This thesis, supervised by the CENIEH researcher Emiliano Bruner, studies changes at the visuospatial level in the archaeopaleontological record by analyzing the visual response elicited by Lower Paleolithic stone tools
Today, María Silva Gago passed the viva voce for her doctoral thesis on experimental archaeology, supervised by Emiliano Bruner, a researcher at the Centro Nacional de Investigación sobre la Evolución Humana (CENIEH). Her work centers on studying changes at the visuospatial level in the archaeopaleontological record by analyzing the visual response elicited by Lower Paleolithic stone tools.
To infer and localize these changes, for this thesis, whose title is “The perception of lithic industry: attention and visuospatial integration in the body-tool interaction in the Lower Paleolithic”, a series of experimental studies were conducted with more than 200 volunteers, whose visual attention was analyzed using eye-tracking technology.
The overall results obtained suggest that the visual attention is affected by the processing of affordances, which are the possibilities for action of a utensil. However, there are differences among the technological modes assessed. From an evolutionary perspective, these differences in visuospatial attention prompted by Lower Paleolithic tools would indicate different cognitive capacities in earlier human species.

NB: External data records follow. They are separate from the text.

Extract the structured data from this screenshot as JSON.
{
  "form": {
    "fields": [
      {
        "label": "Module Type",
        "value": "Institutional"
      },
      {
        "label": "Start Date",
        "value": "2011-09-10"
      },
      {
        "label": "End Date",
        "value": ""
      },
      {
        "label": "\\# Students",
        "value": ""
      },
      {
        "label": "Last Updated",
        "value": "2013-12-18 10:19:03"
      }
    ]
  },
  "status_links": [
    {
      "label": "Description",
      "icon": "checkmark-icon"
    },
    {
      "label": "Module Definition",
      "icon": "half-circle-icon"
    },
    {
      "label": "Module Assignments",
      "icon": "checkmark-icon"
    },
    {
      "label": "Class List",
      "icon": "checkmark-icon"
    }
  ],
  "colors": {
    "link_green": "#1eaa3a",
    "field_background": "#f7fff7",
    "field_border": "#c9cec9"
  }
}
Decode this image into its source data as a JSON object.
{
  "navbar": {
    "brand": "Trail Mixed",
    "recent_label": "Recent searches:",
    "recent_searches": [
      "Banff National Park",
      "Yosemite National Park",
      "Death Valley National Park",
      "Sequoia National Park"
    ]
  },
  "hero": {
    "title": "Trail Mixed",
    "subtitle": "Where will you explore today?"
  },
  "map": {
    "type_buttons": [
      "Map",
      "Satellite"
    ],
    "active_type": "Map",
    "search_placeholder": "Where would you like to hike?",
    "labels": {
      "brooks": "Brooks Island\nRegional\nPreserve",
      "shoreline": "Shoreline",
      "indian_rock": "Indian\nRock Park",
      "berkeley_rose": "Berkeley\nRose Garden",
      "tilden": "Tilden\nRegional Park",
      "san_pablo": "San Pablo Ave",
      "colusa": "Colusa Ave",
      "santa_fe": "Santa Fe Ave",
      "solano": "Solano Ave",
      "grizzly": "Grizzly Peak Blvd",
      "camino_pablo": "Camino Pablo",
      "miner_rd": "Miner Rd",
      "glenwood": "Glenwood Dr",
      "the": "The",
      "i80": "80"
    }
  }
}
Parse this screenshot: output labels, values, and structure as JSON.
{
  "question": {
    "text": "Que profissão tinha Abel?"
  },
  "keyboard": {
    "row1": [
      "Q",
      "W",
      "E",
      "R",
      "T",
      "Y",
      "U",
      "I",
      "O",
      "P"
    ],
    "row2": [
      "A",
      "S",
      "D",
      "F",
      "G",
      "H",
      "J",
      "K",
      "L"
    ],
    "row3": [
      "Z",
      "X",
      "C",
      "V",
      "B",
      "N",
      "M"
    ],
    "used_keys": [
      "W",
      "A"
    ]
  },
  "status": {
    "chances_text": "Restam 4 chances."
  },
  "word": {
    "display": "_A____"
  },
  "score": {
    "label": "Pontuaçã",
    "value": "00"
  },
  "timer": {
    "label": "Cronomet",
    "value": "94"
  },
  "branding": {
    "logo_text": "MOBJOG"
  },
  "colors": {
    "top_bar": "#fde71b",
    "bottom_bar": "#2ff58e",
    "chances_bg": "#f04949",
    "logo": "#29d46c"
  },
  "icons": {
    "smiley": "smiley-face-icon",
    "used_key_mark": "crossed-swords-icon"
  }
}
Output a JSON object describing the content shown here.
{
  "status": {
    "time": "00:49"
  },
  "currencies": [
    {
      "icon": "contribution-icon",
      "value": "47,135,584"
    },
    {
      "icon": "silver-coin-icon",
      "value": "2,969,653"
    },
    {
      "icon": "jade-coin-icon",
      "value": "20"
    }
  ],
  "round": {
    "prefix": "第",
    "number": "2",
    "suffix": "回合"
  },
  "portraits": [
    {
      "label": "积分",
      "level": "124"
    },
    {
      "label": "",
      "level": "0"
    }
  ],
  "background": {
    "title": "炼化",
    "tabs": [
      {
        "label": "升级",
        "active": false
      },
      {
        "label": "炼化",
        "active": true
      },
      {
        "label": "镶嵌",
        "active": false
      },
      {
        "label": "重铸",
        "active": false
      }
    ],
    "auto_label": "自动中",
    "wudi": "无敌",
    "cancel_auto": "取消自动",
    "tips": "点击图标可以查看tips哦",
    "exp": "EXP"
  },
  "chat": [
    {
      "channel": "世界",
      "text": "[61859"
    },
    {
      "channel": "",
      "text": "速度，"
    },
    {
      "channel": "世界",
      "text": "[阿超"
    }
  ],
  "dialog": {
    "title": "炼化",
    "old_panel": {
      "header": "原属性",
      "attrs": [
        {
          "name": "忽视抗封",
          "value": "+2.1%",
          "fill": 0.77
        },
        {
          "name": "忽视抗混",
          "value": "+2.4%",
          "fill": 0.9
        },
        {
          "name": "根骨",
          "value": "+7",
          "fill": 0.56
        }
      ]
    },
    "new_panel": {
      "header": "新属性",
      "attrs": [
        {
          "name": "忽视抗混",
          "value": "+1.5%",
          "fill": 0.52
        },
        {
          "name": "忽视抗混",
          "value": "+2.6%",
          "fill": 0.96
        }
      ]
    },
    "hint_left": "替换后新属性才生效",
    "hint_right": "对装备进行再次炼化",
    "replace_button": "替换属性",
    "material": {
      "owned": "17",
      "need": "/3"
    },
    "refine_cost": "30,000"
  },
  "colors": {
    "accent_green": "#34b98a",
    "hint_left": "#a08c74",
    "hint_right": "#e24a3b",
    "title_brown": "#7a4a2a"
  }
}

The jury, chaired by Felipe Criado, of the Instituto Ciencias del Patrimonio (INCIPIT – CSIC) and also made up of Paula García Medrano, Institut Català de Paleoecologia Humana i Evolució Social (IPHES); Javier Baena, Universidad Autónoma de Madrid (UAM); Amèlia Bargalló, PHES, and Ella Assaf, of the Universidad de Tel Aviv, awarded the new Universidad de Burgos doctor the mark of 'cum laude'.